When I foolishly bought an ugly sofa and was miserable over it she said “Emily, don’t worry, I will go with you to Leon’s and stay there until you get your refund.” That is the kind of friend she was, a friend in need.

Then she became afflicted with a rare form of Parkinson’s disease. She fought back courageously. One summer she talked about flying to Spain for a “miracle” cure.

It is heartbreaking to see her deteriorate over the years. I was not allowed to bring her food. I am sad to lose her but she is in a better place now.
Till we meet again, R.I.P. Jacqueline!

How I met my mother in-law

Shared by Dan Mullen on June 30, 2021
For our first meeting, Toni and I took Manyee for Dim Sum down on Spadina.  Manyee was very welcoming to me from the start - with her warm smile, and a very gentle and quiet presence.  Like a "country mouse" as I once heard her describe herself. 

Manyee had trouble with her hearing later in life, and I'm certain that contributed to her quiet nature that day - particularly when meeting in a noisy place.  We got along well as we ate together for the first time, and Manyee asked Toni and I to join her afterwards, while she did some shopping in Chinatown.  Manyee was looking to buy a new sword for her Thai Chi training. "How cool is this?"....I thought ... we just met and now we're going SWORD shopping. 

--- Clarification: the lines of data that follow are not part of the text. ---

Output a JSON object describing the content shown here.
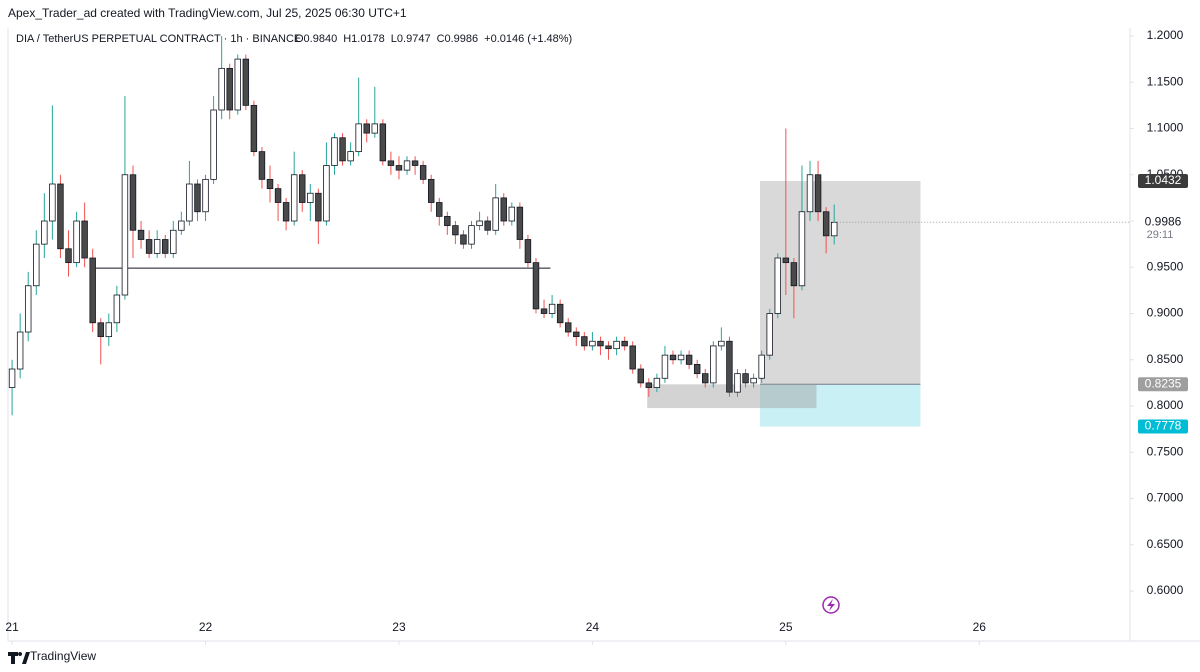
{
  "credit": "Apex_Trader_ad created with TradingView.com, Jul 25, 2025 06:30 UTC+1",
  "brand": "TradingView",
  "chart_data": {
    "type": "candlestick",
    "title": "DIA / TetherUS PERPETUAL CONTRACT · 1h · BINANCE",
    "ohlc_labels": [
      "O0.9840",
      "H1.0178",
      "L0.9747",
      "C0.9986"
    ],
    "change": "+0.0146 (+1.48%)",
    "up_color": "#ffffff",
    "down_color": "#4a4a4a",
    "up_wick": "#26a69a",
    "down_wick": "#ef5350",
    "x": [
      0,
      1,
      2,
      3,
      4,
      5,
      6,
      7,
      8,
      9,
      10,
      11,
      12,
      13,
      14,
      15,
      16,
      17,
      18,
      19,
      20,
      21,
      22,
      23,
      24,
      25,
      26,
      27,
      28,
      29,
      30,
      31,
      32,
      33,
      34,
      35,
      36,
      37,
      38,
      39,
      40,
      41,
      42,
      43,
      44,
      45,
      46,
      47,
      48,
      49,
      50,
      51,
      52,
      53,
      54,
      55,
      56,
      57,
      58,
      59,
      60,
      61,
      62,
      63,
      64,
      65,
      66,
      67,
      68,
      69,
      70,
      71,
      72,
      73,
      74,
      75,
      76,
      77,
      78,
      79,
      80,
      81,
      82,
      83,
      84,
      85,
      86,
      87,
      88,
      89,
      90,
      91,
      92,
      93,
      94,
      95,
      96,
      97,
      98,
      99,
      100,
      101,
      102
    ],
    "open": [
      0.82,
      0.84,
      0.88,
      0.93,
      0.975,
      1.0,
      1.04,
      0.97,
      0.955,
      1.0,
      0.96,
      0.89,
      0.875,
      0.89,
      0.92,
      1.05,
      0.99,
      0.98,
      0.965,
      0.98,
      0.965,
      0.99,
      1.0,
      1.04,
      1.01,
      1.045,
      1.12,
      1.165,
      1.12,
      1.175,
      1.125,
      1.075,
      1.045,
      1.035,
      1.02,
      1.0,
      1.05,
      1.02,
      1.03,
      1.0,
      1.06,
      1.09,
      1.065,
      1.075,
      1.105,
      1.095,
      1.105,
      1.065,
      1.06,
      1.055,
      1.065,
      1.06,
      1.045,
      1.02,
      1.005,
      0.995,
      0.985,
      0.975,
      0.995,
      1.0,
      0.99,
      1.025,
      1.0,
      1.015,
      0.98,
      0.955,
      0.905,
      0.9,
      0.91,
      0.89,
      0.88,
      0.875,
      0.865,
      0.87,
      0.865,
      0.862,
      0.87,
      0.865,
      0.84,
      0.825,
      0.82,
      0.83,
      0.855,
      0.85,
      0.855,
      0.845,
      0.835,
      0.825,
      0.865,
      0.87,
      0.815,
      0.835,
      0.825,
      0.83,
      0.855,
      0.9,
      0.96,
      0.955,
      0.93,
      1.01,
      1.05,
      1.01,
      0.984
    ],
    "high": [
      0.85,
      0.9,
      0.945,
      0.99,
      1.03,
      1.125,
      1.05,
      0.99,
      1.01,
      1.02,
      0.97,
      0.895,
      0.9,
      0.93,
      1.135,
      1.06,
      1.0,
      0.99,
      0.99,
      0.985,
      1.0,
      1.01,
      1.065,
      1.045,
      1.05,
      1.135,
      1.2,
      1.17,
      1.18,
      1.18,
      1.13,
      1.08,
      1.06,
      1.04,
      1.025,
      1.075,
      1.055,
      1.04,
      1.035,
      1.085,
      1.095,
      1.095,
      1.085,
      1.155,
      1.11,
      1.145,
      1.11,
      1.075,
      1.07,
      1.07,
      1.07,
      1.065,
      1.05,
      1.025,
      1.01,
      1.0,
      0.99,
      1.0,
      1.01,
      1.005,
      1.04,
      1.03,
      1.02,
      1.02,
      0.985,
      0.96,
      0.915,
      0.92,
      0.915,
      0.895,
      0.885,
      0.88,
      0.88,
      0.875,
      0.87,
      0.875,
      0.875,
      0.87,
      0.845,
      0.83,
      0.835,
      0.865,
      0.86,
      0.86,
      0.86,
      0.85,
      0.84,
      0.87,
      0.885,
      0.875,
      0.84,
      0.84,
      0.835,
      0.86,
      0.905,
      0.965,
      1.1,
      0.96,
      1.06,
      1.065,
      1.065,
      1.015,
      1.0178
    ],
    "low": [
      0.79,
      0.83,
      0.87,
      0.92,
      0.96,
      0.98,
      0.96,
      0.94,
      0.95,
      0.95,
      0.88,
      0.845,
      0.865,
      0.88,
      0.915,
      0.96,
      0.97,
      0.96,
      0.96,
      0.96,
      0.96,
      0.985,
      0.995,
      1.0,
      1.0,
      1.04,
      1.11,
      1.11,
      1.115,
      1.12,
      1.07,
      1.035,
      1.02,
      1.0,
      0.99,
      0.995,
      1.01,
      1.0,
      0.975,
      0.995,
      1.05,
      1.06,
      1.06,
      1.07,
      1.085,
      1.09,
      1.06,
      1.05,
      1.045,
      1.05,
      1.05,
      1.04,
      1.01,
      0.995,
      0.985,
      0.975,
      0.97,
      0.97,
      0.99,
      0.985,
      0.985,
      0.995,
      0.995,
      0.97,
      0.95,
      0.9,
      0.895,
      0.895,
      0.885,
      0.875,
      0.865,
      0.86,
      0.86,
      0.855,
      0.85,
      0.855,
      0.86,
      0.835,
      0.82,
      0.81,
      0.815,
      0.825,
      0.845,
      0.845,
      0.84,
      0.83,
      0.82,
      0.82,
      0.86,
      0.81,
      0.81,
      0.82,
      0.82,
      0.825,
      0.85,
      0.895,
      0.92,
      0.895,
      0.925,
      1.0,
      1.0,
      0.965,
      0.9747
    ],
    "close": [
      0.84,
      0.88,
      0.93,
      0.975,
      1.0,
      1.04,
      0.97,
      0.955,
      1.0,
      0.96,
      0.89,
      0.875,
      0.89,
      0.92,
      1.05,
      0.99,
      0.98,
      0.965,
      0.98,
      0.965,
      0.99,
      1.0,
      1.04,
      1.01,
      1.045,
      1.12,
      1.165,
      1.12,
      1.175,
      1.125,
      1.075,
      1.045,
      1.035,
      1.02,
      1.0,
      1.05,
      1.02,
      1.03,
      1.0,
      1.06,
      1.09,
      1.065,
      1.075,
      1.105,
      1.095,
      1.105,
      1.065,
      1.06,
      1.055,
      1.065,
      1.06,
      1.045,
      1.02,
      1.005,
      0.995,
      0.985,
      0.975,
      0.995,
      1.0,
      0.99,
      1.025,
      1.0,
      1.015,
      0.98,
      0.955,
      0.905,
      0.9,
      0.91,
      0.89,
      0.88,
      0.875,
      0.865,
      0.87,
      0.865,
      0.862,
      0.87,
      0.865,
      0.84,
      0.825,
      0.82,
      0.83,
      0.855,
      0.85,
      0.855,
      0.845,
      0.835,
      0.825,
      0.865,
      0.87,
      0.815,
      0.835,
      0.825,
      0.83,
      0.855,
      0.9,
      0.96,
      0.955,
      0.93,
      1.01,
      1.05,
      1.01,
      0.984,
      0.9986
    ],
    "xlim": [
      -1.5,
      138.7
    ],
    "xticks": [
      {
        "value": 0,
        "label": "21"
      },
      {
        "value": 24,
        "label": "22"
      },
      {
        "value": 48,
        "label": "23"
      },
      {
        "value": 72,
        "label": "24"
      },
      {
        "value": 96,
        "label": "25"
      },
      {
        "value": 120,
        "label": "26"
      }
    ],
    "ylim": [
      0.546,
      1.2389
    ],
    "yticks": [
      {
        "value": 0.6,
        "label": "0.6000"
      },
      {
        "value": 0.65,
        "label": "0.6500"
      },
      {
        "value": 0.7,
        "label": "0.7000"
      },
      {
        "value": 0.75,
        "label": "0.7500"
      },
      {
        "value": 0.8,
        "label": "0.8000"
      },
      {
        "value": 0.85,
        "label": "0.8500"
      },
      {
        "value": 0.9,
        "label": "0.9000"
      },
      {
        "value": 0.95,
        "label": "0.9500"
      },
      {
        "value": 1.0,
        "label": "1.0000"
      },
      {
        "value": 1.05,
        "label": "1.0500"
      },
      {
        "value": 1.1,
        "label": "1.1000"
      },
      {
        "value": 1.15,
        "label": "1.1500"
      },
      {
        "value": 1.2,
        "label": "1.2000"
      }
    ],
    "hline": {
      "value": 0.949,
      "x": [
        10.4,
        66.8
      ]
    },
    "zone": {
      "top": 0.8235,
      "bottom": 0.7978,
      "x": [
        78.8,
        99.8
      ]
    },
    "position": {
      "target": 1.0432,
      "entry": 0.8235,
      "stop": 0.7778,
      "x": [
        92.8,
        112.7
      ]
    },
    "price_labels": [
      {
        "value": 1.0432,
        "label": "1.0432",
        "color": "#3b3b3b"
      },
      {
        "value": 0.9986,
        "label": "0.9986",
        "color": "#ffffff"
      },
      {
        "value": 0.8235,
        "label": "0.8235",
        "color": "#9e9e9e"
      },
      {
        "value": 0.7778,
        "label": "0.7778",
        "color": "#00bcd4"
      }
    ],
    "countdown": "29:11"
  }
}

We checked out several shops (who knew so many places sold swords) until Manyee found the sword that she was looking for - and then the battle began.  The "country mouse" turned into the "mighty dragon", swooping down on the shop owner, to haggle down the price.  She used both humour and discipline to win over the vendor.  Manyee was the kind of customer that vendors respected as they quickly learned that she was no fool and had the discipline to walk away.

Manyee got the sword she wanted that day, at the price she wanted - and I always wondered if she was just letting me know - that behind that warm smile, was a very strong and confident woman...that knew how to use a sword.